Gold miner striking it rich

Gold prices edged over $1000 an ounce on Tuesday pushing shares of many mining companies up. Shares of Toronto-based Kinross Gold (KGC) surged at the market open rising more than 6% in initial trading on reports that gold had topped $1,003 an ounce and silver rose to $16.54 an ounce. But as the morning went on, Kinross’ shares retreated as the price of metals fell back.

Dahlman Rose analyst Adam Graf says equity investors expect very close correlation between precious metals prices and mining stocks. "As miners, you'd think they have a lot of leverage to a rising gold price, and $1000 is a sort of psychological barrier to an extent," he says. "But that's assuming all costs are flat, and costs have moved in lockstep over the past five years."

The cost for a miner to produce an ounce of gold was $180 when gold was about $300 an ounce. The production cost has risen to more than $400 an ounce partly because higher gold prices make it more profitable – but also more expensive – to process gold from lower-grade ore.

The bright side is that oil prices have dropped from last year's peak cutting miners' costs. "Operating costs have gone down while gold prices have actually risen, so they should see significant margin expansion," Graf says.

Also, Kinross' silver operations should provide an added boost, but that' going to show up later, not on the day-to-day fluctuations of the metals themselves, he says.

Bottom Line: Hold
Investing in mining stocks is more complicated but less volatile than playing precious metals in the commodities market. Be cautious and look at the cost variables closely.

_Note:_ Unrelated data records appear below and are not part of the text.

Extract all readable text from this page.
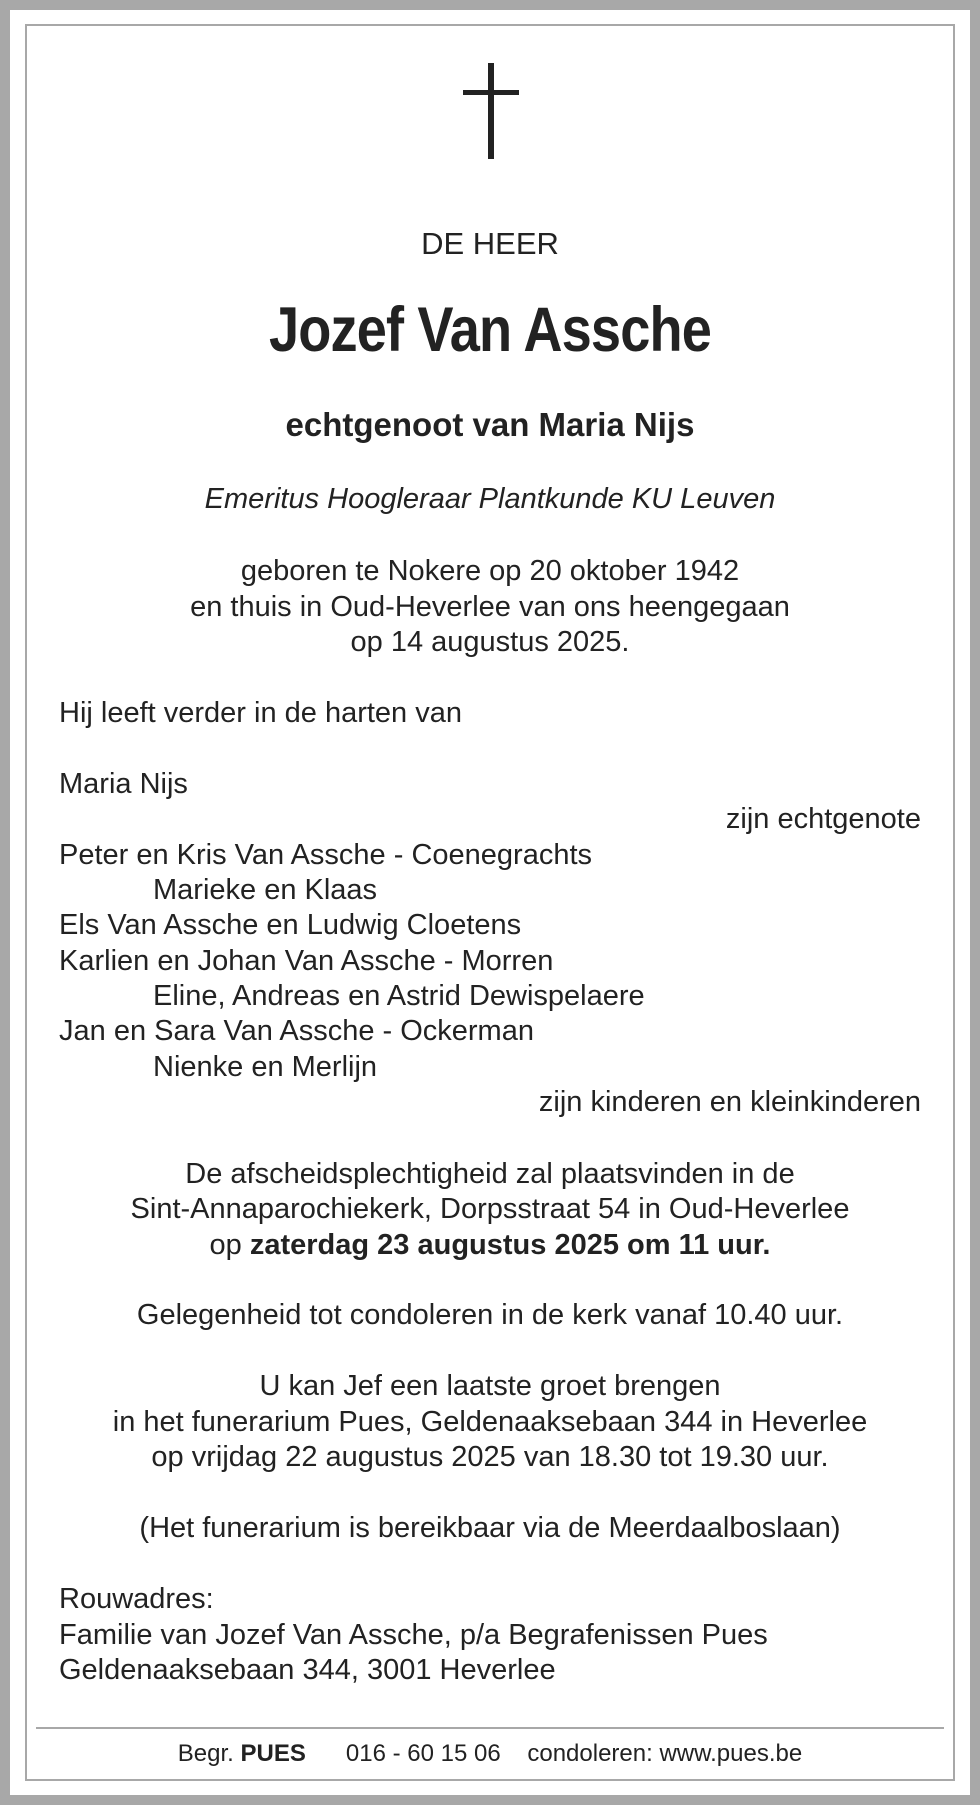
DE HEER

Jozef Van Assche

echtgenoot van Maria Nijs

Emeritus Hoogleraar Plantkunde KU Leuven

geboren te Nokere op 20 oktober 1942

en thuis in Oud-Heverlee van ons heengegaan

op 14 augustus 2025.

Hij leeft verder in de harten van

Maria Nijs

zijn echtgenote

Peter en Kris Van Assche - Coenegrachts

Marieke en Klaas

Els Van Assche en Ludwig Cloetens

Karlien en Johan Van Assche - Morren

Eline, Andreas en Astrid Dewispelaere

Jan en Sara Van Assche - Ockerman

Nienke en Merlijn

zijn kinderen en kleinkinderen

De afscheidsplechtigheid zal plaatsvinden in de

Sint-Annaparochiekerk, Dorpsstraat 54 in Oud-Heverlee

op zaterdag 23 augustus 2025 om 11 uur.

Gelegenheid tot condoleren in de kerk vanaf 10.40 uur.

U kan Jef een laatste groet brengen

in het funerarium Pues, Geldenaaksebaan 344 in Heverlee

op vrijdag 22 augustus 2025 van 18.30 tot 19.30 uur.

(Het funerarium is bereikbaar via de Meerdaalboslaan)

Rouwadres:

Familie van Jozef Van Assche, p/a Begrafenissen Pues

Geldenaaksebaan 344, 3001 Heverlee

Begr. PUES 016 - 60 15 06 condoleren: www.pues.be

Kraft’s bid for Cadbury leaves a bad taste for some

Investors were soured on Kraft Foods' (KFT) unsolicited $16.7 billion bid for U.K. candymaker Cadbury (CBY) and sent shares of the food conglomerate down almost 5% on Tuesday.

Kraft offered a 31% premium to Cadbury's closing stock price on Monday in a deal that would require about $8 billion worth of debt to complete. It's the first merger bid by a Dow Jones Industrial Average component this year and is seen as an indication that capital markets are improving.

"The combination would build on Kraft Foods' position as a global powerhouse in snacks, confectionery and quick meals with a rich portfolio of iconic brands," Kraft CEO Irene Rosenfeld said in a prepared statement. "We are eager to build upon Cadbury's iconic brands and strong British heritage through increased investment and innovation."

She emphasized a "friendly" spirit to the negotiations but also said Cadbuy's ability to grow as a standalone company was limited.

A statement from the English company begged to differ: "The board is confident in Cadbury's standalone strategy and growth prospects as a result of its strong brands, unique category and geographic scope and the continued successful delivery of its vision into action plan. The board believes that the proposal fundamentally undervalues the group and its prospects."

Market observers have also suggested that a joint bid from Nestle and Hershey (HSY) is also considered a possibility for Cadbury.

The back-and-forth statements are only the first steps in the merger dance, said Kenneth Zaslow, an analyst at BMO Capital markets.

"We would not be surprised if this were just the beginning of the negotiations between KFT and CBY as well as the potential emergence of other suitors," Zaslow wrote on Tuesday. "CBY makes strategic sense reflecting costs synergies (at least $625 million) and potential revenue opportunities (i.e., developing markets, new channels)."

But a deal that makes sense isn't necessarily a deal that succeeds, he added.

"While KFT has begun to turn around its business, the timing of a large scale acquisition appears early; and KFT needs to overcome history, as there has been a limited number of large-scale packaged food acquisitions that have been successful within a reasonable timeframe."

Bottom Line: Hold
Investors will need to chew on this possibility for a while and not react solely to the market's first taste of deal talk.